E é justamente por isso que o banho logo após a aplicação pode reduzir a eficácia do tratamento.
A pele como rota de distribuição do medicamento
Diferente do que muita gente imagina, a maioria das pipetas antipulgas não age circulando pelo sangue do animal.
Substâncias como o fipronil atuam principalmente de forma tópica, permanecendo na superfície da pele e nos folículos pilosos. Após a aplicação, o princípio ativo se espalha pela camada lipídica cutânea, formada pelo sebo produzido pelas glândulas sebáceas.
Esse processo cria uma espécie de “reservatório cutâneo” que libera o composto de forma gradual ao longo do corpo, permitindo o contato contínuo com parasitas como pulgas e carrapatos.
O papel essencial da camada oleosa da pele
A eficácia da pipeta depende diretamente da integridade da barreira lipídica cutânea.
Essa camada oleosa funciona como meio de dispersão do medicamento. Sem ela, o produto não consegue se espalhar adequadamente pela superfície corporal.
Após a aplicação, o organismo precisa de tempo para distribuir o princípio ativo por toda a pele. Esse processo é progressivo e pode levar horas ou dias, dependendo da formulação utilizada.
Por que o banho pode interferir no efeito
Quando o animal toma banho logo após a aplicação, especialmente com shampoos detergentes, parte dessa camada lipídica pode ser removida.
Isso pode comprometer a distribuição do fármaco e reduzir sua permanência na pele, diminuindo a eficácia contra os parasitas.
Em termos farmacocinéticos, isso interfere diretamente na fase de distribuição tópica, que é essencial para o funcionamento do produto.
O fipronil e sua ação prolongada
O fipronil é um dos princípios ativos mais utilizados em antiparasitários tópicos.
Ele apresenta alta afinidade por lipídios, o que facilita sua permanência na camada oleosa da pele e garante ação prolongada.

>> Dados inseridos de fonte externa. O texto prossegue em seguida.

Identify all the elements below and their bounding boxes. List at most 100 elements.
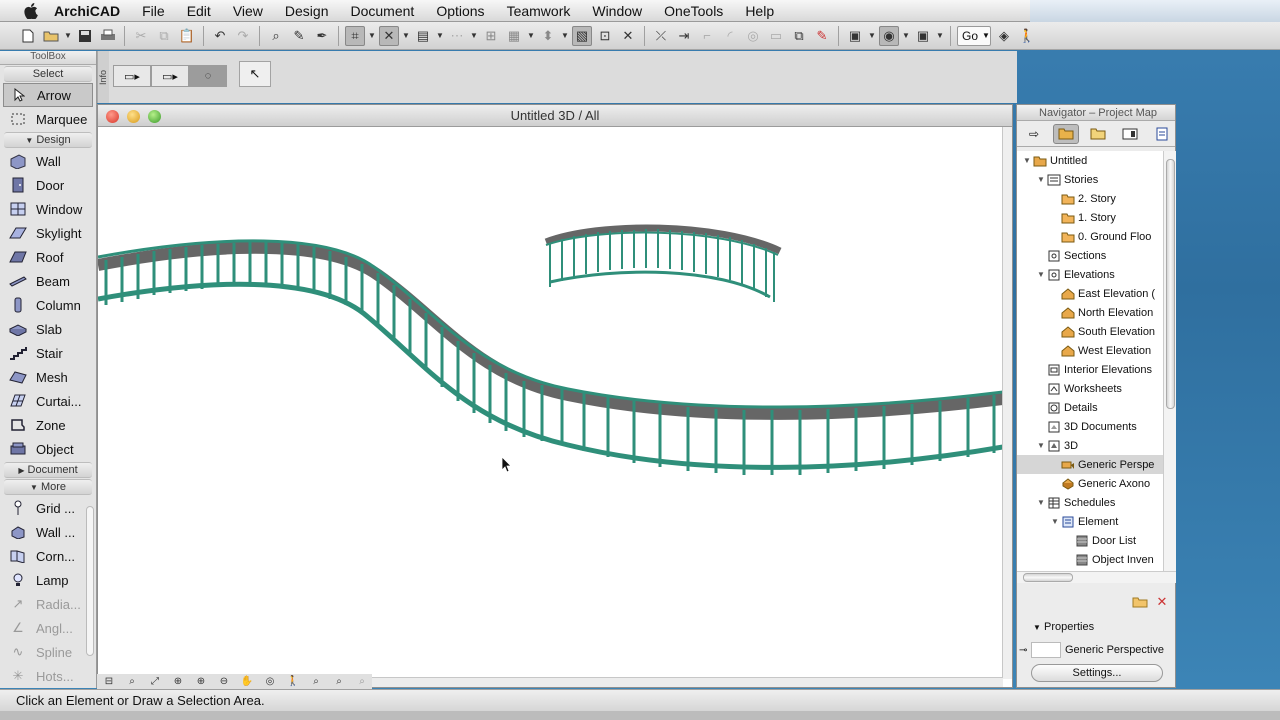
align-icon[interactable]: ⊞: [481, 26, 501, 46]
single-click-method-icon[interactable]: ▭▸: [113, 65, 151, 87]
tool-wall-end[interactable]: Wall ...: [0, 520, 96, 544]
toolbox-section-more[interactable]: ▼ More: [4, 479, 92, 495]
suspend-groups-icon[interactable]: ✎: [812, 26, 832, 46]
tool-mesh[interactable]: Mesh: [0, 365, 96, 389]
tool-radial-dimension[interactable]: ↗ Radia...: [0, 592, 96, 616]
display-icon[interactable]: ▣: [913, 26, 933, 46]
arrow-select-icon[interactable]: ↖: [239, 61, 271, 87]
resize-icon[interactable]: ▭: [766, 26, 786, 46]
elevate-dropdown-icon[interactable]: ▼: [561, 31, 569, 40]
delete-icon[interactable]: ✕: [618, 26, 638, 46]
save-icon[interactable]: [75, 26, 95, 46]
orbit-icon[interactable]: ◎: [260, 674, 280, 688]
view-mode-dropdown-icon[interactable]: ▼: [868, 31, 876, 40]
undo-icon[interactable]: ↶: [210, 26, 230, 46]
tree-node[interactable]: Door List: [1017, 531, 1163, 550]
display-dropdown-icon[interactable]: ▼: [936, 31, 944, 40]
tool-zone[interactable]: Zone: [0, 413, 96, 437]
3d-canvas[interactable]: [98, 127, 1003, 679]
open-folder-icon[interactable]: [41, 26, 61, 46]
3d-window-titlebar[interactable]: Untitled 3D / All: [98, 105, 1012, 127]
eyedropper-icon[interactable]: ✎: [289, 26, 309, 46]
project-map-vertical-scrollbar[interactable]: [1163, 151, 1176, 571]
tool-wall[interactable]: Wall: [0, 149, 96, 173]
tree-node[interactable]: Interior Elevations: [1017, 360, 1163, 379]
tool-spline[interactable]: ∿ Spline: [0, 640, 96, 664]
menu-app-name[interactable]: ArchiCAD: [54, 3, 131, 19]
copy-icon[interactable]: ⧉: [154, 26, 174, 46]
close-window-button[interactable]: [106, 110, 119, 123]
disclosure-triangle-icon[interactable]: ▼: [1049, 517, 1061, 526]
tool-angle-dimension[interactable]: ∠ Angl...: [0, 616, 96, 640]
scrollbar-thumb[interactable]: [1166, 159, 1175, 409]
menu-options[interactable]: Options: [425, 3, 495, 19]
new-folder-icon[interactable]: [1131, 593, 1149, 611]
tool-roof[interactable]: Roof: [0, 245, 96, 269]
trace-icon[interactable]: ▧: [572, 25, 592, 46]
tool-slab[interactable]: Slab: [0, 317, 96, 341]
elevate-icon[interactable]: ⬍: [538, 26, 558, 46]
arrange-dropdown-icon[interactable]: ▼: [527, 31, 535, 40]
offset-icon[interactable]: ◎: [743, 26, 763, 46]
tool-skylight[interactable]: Skylight: [0, 221, 96, 245]
tool-hotspot[interactable]: ✳ Hots...: [0, 664, 96, 688]
tree-node[interactable]: Sections: [1017, 246, 1163, 265]
layout-book-tab-icon[interactable]: [1117, 124, 1143, 144]
tree-node[interactable]: South Elevation: [1017, 322, 1163, 341]
menu-document[interactable]: Document: [340, 3, 426, 19]
redo-icon[interactable]: ↷: [233, 26, 253, 46]
tree-node[interactable]: Generic Axono: [1017, 474, 1163, 493]
menu-help[interactable]: Help: [734, 3, 785, 19]
toolbox-scrollbar[interactable]: [86, 506, 94, 656]
tree-node[interactable]: West Elevation: [1017, 341, 1163, 360]
tree-node[interactable]: Generic Perspe: [1017, 455, 1163, 474]
settings-button[interactable]: Settings...: [1031, 664, 1163, 682]
gravity-icon[interactable]: ⌗: [345, 25, 365, 46]
project-map-horizontal-scrollbar[interactable]: [1017, 571, 1176, 583]
tool-stair[interactable]: Stair: [0, 341, 96, 365]
tree-node[interactable]: ▼ Element: [1017, 512, 1163, 531]
tool-column[interactable]: Column: [0, 293, 96, 317]
disclosure-triangle-icon[interactable]: ▼: [1035, 270, 1047, 279]
tree-node[interactable]: 1. Story: [1017, 208, 1163, 227]
properties-id-field[interactable]: [1031, 642, 1061, 658]
gravity-dropdown-icon[interactable]: ▼: [368, 31, 376, 40]
grid-dropdown-icon[interactable]: ▼: [470, 31, 478, 40]
zoom-out-icon[interactable]: ⊖: [214, 674, 234, 688]
project-map-tab-icon[interactable]: [1053, 123, 1079, 144]
menu-edit[interactable]: Edit: [176, 3, 222, 19]
tool-window[interactable]: Window: [0, 197, 96, 221]
view-map-tab-icon[interactable]: [1085, 124, 1111, 144]
marquee-method-icon[interactable]: ◌: [189, 65, 227, 87]
toolbox-section-select[interactable]: Select: [4, 66, 92, 82]
snap-dropdown-icon[interactable]: ▼: [402, 31, 410, 40]
toolbox-section-document[interactable]: ▶ Document: [4, 462, 92, 478]
pan-icon[interactable]: ✋: [237, 674, 257, 688]
delete-view-icon[interactable]: ✕: [1153, 593, 1171, 611]
tool-grid[interactable]: Grid ...: [0, 496, 96, 520]
intersect-icon[interactable]: ⌐: [697, 26, 717, 46]
apple-menu-icon[interactable]: [22, 2, 40, 19]
menu-teamwork[interactable]: Teamwork: [496, 3, 582, 19]
rectangle-method-icon[interactable]: ▭▸: [151, 65, 189, 87]
zoom-extents-icon[interactable]: ⊕: [168, 674, 188, 688]
tool-arrow[interactable]: Arrow: [3, 83, 93, 107]
open-dropdown-icon[interactable]: ▼: [64, 31, 72, 40]
disclosure-triangle-icon[interactable]: ▼: [1035, 498, 1047, 507]
cut-icon[interactable]: ✂: [131, 26, 151, 46]
zoom-next-icon[interactable]: ⌕: [329, 674, 349, 688]
tree-node[interactable]: Details: [1017, 398, 1163, 417]
3d-window-icon[interactable]: ◉: [879, 25, 899, 46]
zoom-previous-icon[interactable]: ⌕: [306, 674, 326, 688]
3d-window-dropdown-icon[interactable]: ▼: [902, 31, 910, 40]
view-mode-icon[interactable]: ▣: [845, 26, 865, 46]
find-select-icon[interactable]: ⌕: [266, 26, 286, 46]
tool-marquee[interactable]: Marquee: [0, 107, 96, 131]
zoom-in-icon[interactable]: ⊕: [191, 674, 211, 688]
tree-node[interactable]: 3D Documents: [1017, 417, 1163, 436]
fillet-icon[interactable]: ◜: [720, 26, 740, 46]
new-file-icon[interactable]: [18, 26, 38, 46]
tool-door[interactable]: Door: [0, 173, 96, 197]
tool-curtain-wall[interactable]: Curtai...: [0, 389, 96, 413]
go-dropdown[interactable]: Go ▼: [957, 25, 991, 46]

Dessa forma, o medicamento não precisa atingir a corrente sanguínea para ser eficaz. Sua ação ocorre no próprio local onde os parasitas entram em contato com o animal.

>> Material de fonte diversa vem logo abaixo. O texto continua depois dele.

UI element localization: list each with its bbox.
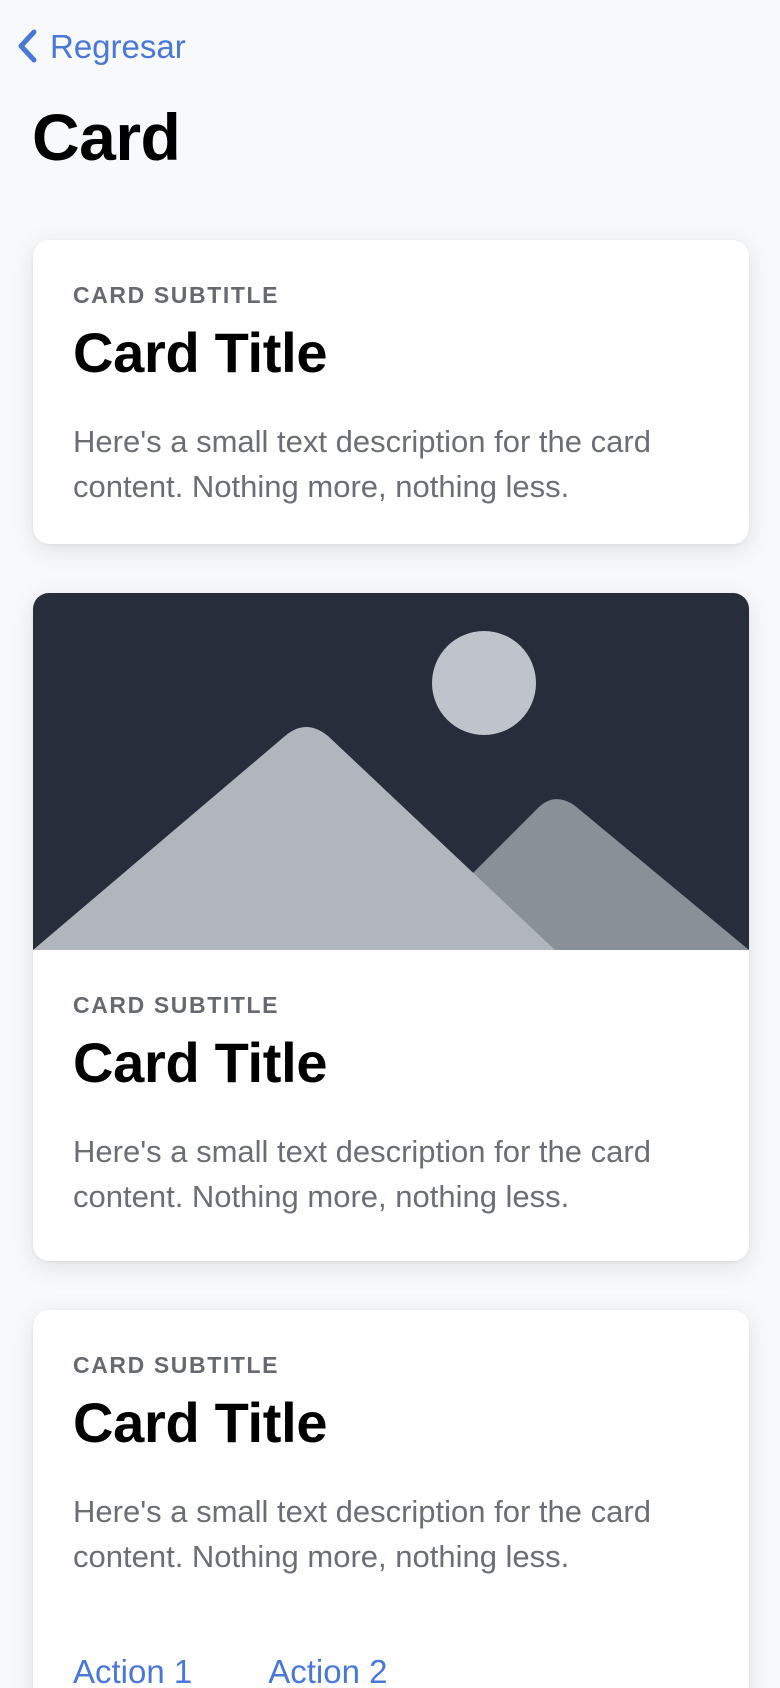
chevron-left-icon: [18, 29, 37, 63]
back-button[interactable]: Regresar: [14, 24, 186, 68]
card-basic: Card Subtitle Card Title Here's a small …: [33, 240, 749, 544]
landscape-image: [33, 593, 749, 950]
card-title: Card Title: [73, 1391, 328, 1454]
back-label: Regresar: [50, 27, 186, 65]
card-with-actions: Card Subtitle Card Title Here's a small …: [33, 1310, 749, 1688]
card-body: Card Subtitle Card Title Here's a small …: [33, 240, 749, 509]
page-title: Card: [32, 100, 181, 174]
card-subtitle: Card Subtitle: [73, 1352, 280, 1378]
navigation-bar: Regresar: [0, 0, 780, 90]
sun-icon: [432, 631, 536, 735]
action-2-button[interactable]: Action 2: [268, 1655, 387, 1688]
card-title: Card Title: [73, 321, 328, 384]
card-body: Card Subtitle Card Title Here's a small …: [33, 950, 749, 1219]
card-body: Card Subtitle Card Title Here's a small …: [33, 1310, 749, 1688]
card-actions: Action 1 Action 2: [73, 1655, 709, 1688]
card-description: Here's a small text description for the …: [73, 1494, 651, 1574]
card-title: Card Title: [73, 1031, 328, 1094]
card-subtitle: Card Subtitle: [73, 992, 280, 1018]
card-description: Here's a small text description for the …: [73, 424, 651, 504]
action-1-button[interactable]: Action 1: [73, 1655, 192, 1688]
page: Regresar Card Card Subtitle Card Title H…: [0, 0, 780, 1688]
card-subtitle: Card Subtitle: [73, 282, 280, 308]
card-description: Here's a small text description for the …: [73, 1134, 651, 1214]
card-with-image: Card Subtitle Card Title Here's a small …: [33, 593, 749, 1261]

O achado que reforça a eficácia do tratamento tópico
Uma pesquisa publicada em fevereiro de 2025 na revista Frontiers in Veterinary Science, liderada por Diefrey Ribeiro Campos, avaliou a eficácia de uma formulação tópica contendo fipronil em gatos no controle de infestações por pulgas.

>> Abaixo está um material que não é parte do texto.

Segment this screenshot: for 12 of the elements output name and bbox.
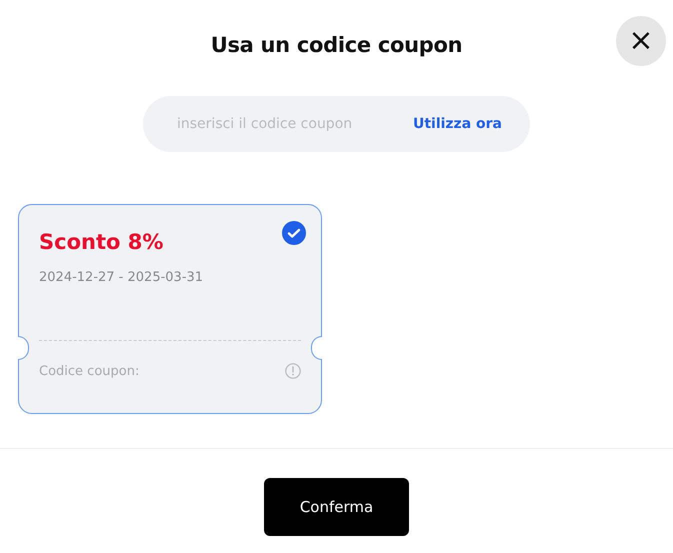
confirm-button[interactable]: Conferma (264, 478, 409, 536)
apply-link[interactable]: Utilizza ora (412, 116, 502, 132)
coupon-code-field[interactable]: inserisci il codice coupon Utilizza ora (143, 96, 530, 152)
coupon-title: Sconto 8% (39, 230, 164, 254)
info-icon[interactable] (285, 363, 301, 379)
ticket-notch (311, 336, 322, 360)
dialog-title: Usa un codice coupon (210, 33, 462, 57)
coupon-code-label: Codice coupon: (39, 364, 140, 378)
coupon-card[interactable]: Sconto 8% 2024-12-27 - 2025-03-31 Codice coupon: (18, 204, 322, 414)
ticket-notch (18, 336, 29, 360)
close-button[interactable]: × (616, 16, 666, 66)
validity-dates: 2024-12-27 - 2025-03-31 (39, 270, 204, 285)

Os resultados demonstraram alta eficácia do tratamento, destacando a importância da aplicação tópica e da distribuição do princípio ativo na superfície da pele para o controle adequado dos parasitas.
O intervalo entre aplicação e banho faz diferença
Por isso, respeitar o intervalo recomendado na bula não é um detalhe secundário.
Esse tempo permite que o fármaco se espalhe corretamente pela pele e atinja sua máxima eficácia.
A compreensão desse processo mostra que o sucesso do antiparasitário depende não apenas da escolha do produto, mas também da forma como ele é utilizado no dia a dia.